Scottish Water plans hydro power
Scottish Water has announced plans to generate its own electricity using hydro power.
Turbines driven by the force of water passing through supply pipes are to be installed at treatment works across the country.
Scottish Water has the biggest electricity bill in the country.
It said its new, small-scale hydro schemes would help keep costs down for consumers and would reduce carbon emissions.
The publicly-owned utility said its £20m hydro power generating scheme would reduce costs for water treatment by 10%.
Scottish Water said a lot of energy was required to treat water to meet the standards set out by the Drinking Water Quality Regulator.
It has identified more than 30 sites which could power the water treatment process in areas such as rural Lanarkshire, the Borders, Stirlingshire, Angus and Fife.
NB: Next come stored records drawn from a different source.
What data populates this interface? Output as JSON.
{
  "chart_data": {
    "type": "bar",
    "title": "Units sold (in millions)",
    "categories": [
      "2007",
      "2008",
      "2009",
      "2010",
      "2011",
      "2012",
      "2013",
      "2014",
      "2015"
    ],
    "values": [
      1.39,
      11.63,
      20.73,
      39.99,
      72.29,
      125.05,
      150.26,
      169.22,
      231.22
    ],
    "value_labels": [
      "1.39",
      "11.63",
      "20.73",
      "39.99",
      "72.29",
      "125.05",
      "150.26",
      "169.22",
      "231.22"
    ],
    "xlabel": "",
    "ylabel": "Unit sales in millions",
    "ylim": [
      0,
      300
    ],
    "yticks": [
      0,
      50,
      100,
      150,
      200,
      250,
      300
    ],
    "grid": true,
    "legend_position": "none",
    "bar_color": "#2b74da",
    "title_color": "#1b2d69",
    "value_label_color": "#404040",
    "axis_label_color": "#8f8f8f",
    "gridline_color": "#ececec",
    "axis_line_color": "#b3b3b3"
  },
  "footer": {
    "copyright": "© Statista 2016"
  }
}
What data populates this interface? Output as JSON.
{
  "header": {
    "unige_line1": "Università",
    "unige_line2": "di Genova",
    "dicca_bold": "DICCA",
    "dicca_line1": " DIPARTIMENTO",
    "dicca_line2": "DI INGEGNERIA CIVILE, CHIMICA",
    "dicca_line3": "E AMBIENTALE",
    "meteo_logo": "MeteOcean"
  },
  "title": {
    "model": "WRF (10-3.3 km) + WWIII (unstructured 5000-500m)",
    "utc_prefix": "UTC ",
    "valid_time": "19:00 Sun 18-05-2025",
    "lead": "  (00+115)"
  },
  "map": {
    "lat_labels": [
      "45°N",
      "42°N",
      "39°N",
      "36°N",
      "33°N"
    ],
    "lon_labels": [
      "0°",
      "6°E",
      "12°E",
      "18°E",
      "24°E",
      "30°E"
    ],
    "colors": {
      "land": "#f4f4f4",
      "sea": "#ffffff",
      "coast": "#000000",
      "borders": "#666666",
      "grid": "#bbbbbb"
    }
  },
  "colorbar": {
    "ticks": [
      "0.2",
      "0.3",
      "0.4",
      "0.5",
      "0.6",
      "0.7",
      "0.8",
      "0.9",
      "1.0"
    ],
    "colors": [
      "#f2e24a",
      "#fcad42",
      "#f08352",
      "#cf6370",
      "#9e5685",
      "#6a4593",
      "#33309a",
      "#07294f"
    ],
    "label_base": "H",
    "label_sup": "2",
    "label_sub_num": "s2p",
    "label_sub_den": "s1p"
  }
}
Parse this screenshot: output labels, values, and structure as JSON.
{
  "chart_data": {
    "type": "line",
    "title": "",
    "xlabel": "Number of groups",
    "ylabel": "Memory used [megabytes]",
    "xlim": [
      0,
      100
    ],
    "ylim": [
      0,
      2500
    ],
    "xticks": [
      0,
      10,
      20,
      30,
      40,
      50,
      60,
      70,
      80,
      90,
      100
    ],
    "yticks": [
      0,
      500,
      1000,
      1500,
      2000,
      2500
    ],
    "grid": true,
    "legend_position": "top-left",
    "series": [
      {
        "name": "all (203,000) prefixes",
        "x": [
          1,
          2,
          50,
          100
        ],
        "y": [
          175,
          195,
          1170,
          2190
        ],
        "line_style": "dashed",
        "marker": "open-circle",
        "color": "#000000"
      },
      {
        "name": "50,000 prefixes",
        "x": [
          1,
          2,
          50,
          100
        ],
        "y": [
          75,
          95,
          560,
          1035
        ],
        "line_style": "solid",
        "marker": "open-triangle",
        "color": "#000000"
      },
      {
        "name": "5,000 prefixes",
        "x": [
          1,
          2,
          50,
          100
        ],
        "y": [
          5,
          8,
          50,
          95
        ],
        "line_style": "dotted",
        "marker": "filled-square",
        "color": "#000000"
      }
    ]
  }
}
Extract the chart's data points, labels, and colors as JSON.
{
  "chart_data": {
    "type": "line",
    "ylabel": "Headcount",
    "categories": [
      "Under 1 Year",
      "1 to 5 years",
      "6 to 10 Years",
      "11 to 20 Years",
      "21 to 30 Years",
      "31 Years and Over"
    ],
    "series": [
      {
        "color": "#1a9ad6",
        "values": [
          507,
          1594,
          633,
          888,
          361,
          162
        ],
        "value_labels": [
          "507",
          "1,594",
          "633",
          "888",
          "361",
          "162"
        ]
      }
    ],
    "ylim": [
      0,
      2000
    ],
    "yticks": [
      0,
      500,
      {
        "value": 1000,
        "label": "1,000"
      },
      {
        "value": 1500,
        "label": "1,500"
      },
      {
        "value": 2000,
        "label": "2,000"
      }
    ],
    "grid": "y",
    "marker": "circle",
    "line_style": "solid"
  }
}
Ian McMillan, who is leading the building programme, said: "This is nothing new - our asset base is already generating 5% of our power requirements across Scotland and the investment will double that output.
"We've identified a number of potential sites and these will be whittled down to the best 20 or so small hydro schemes."
In addition to this project, Scottish Water Horizons, the commercial arm of Scottish Water, has recently installed a micro-turbine at the redundant Touch water treatment works in Stirling.
This is creating power which is then sold back to the National Grid.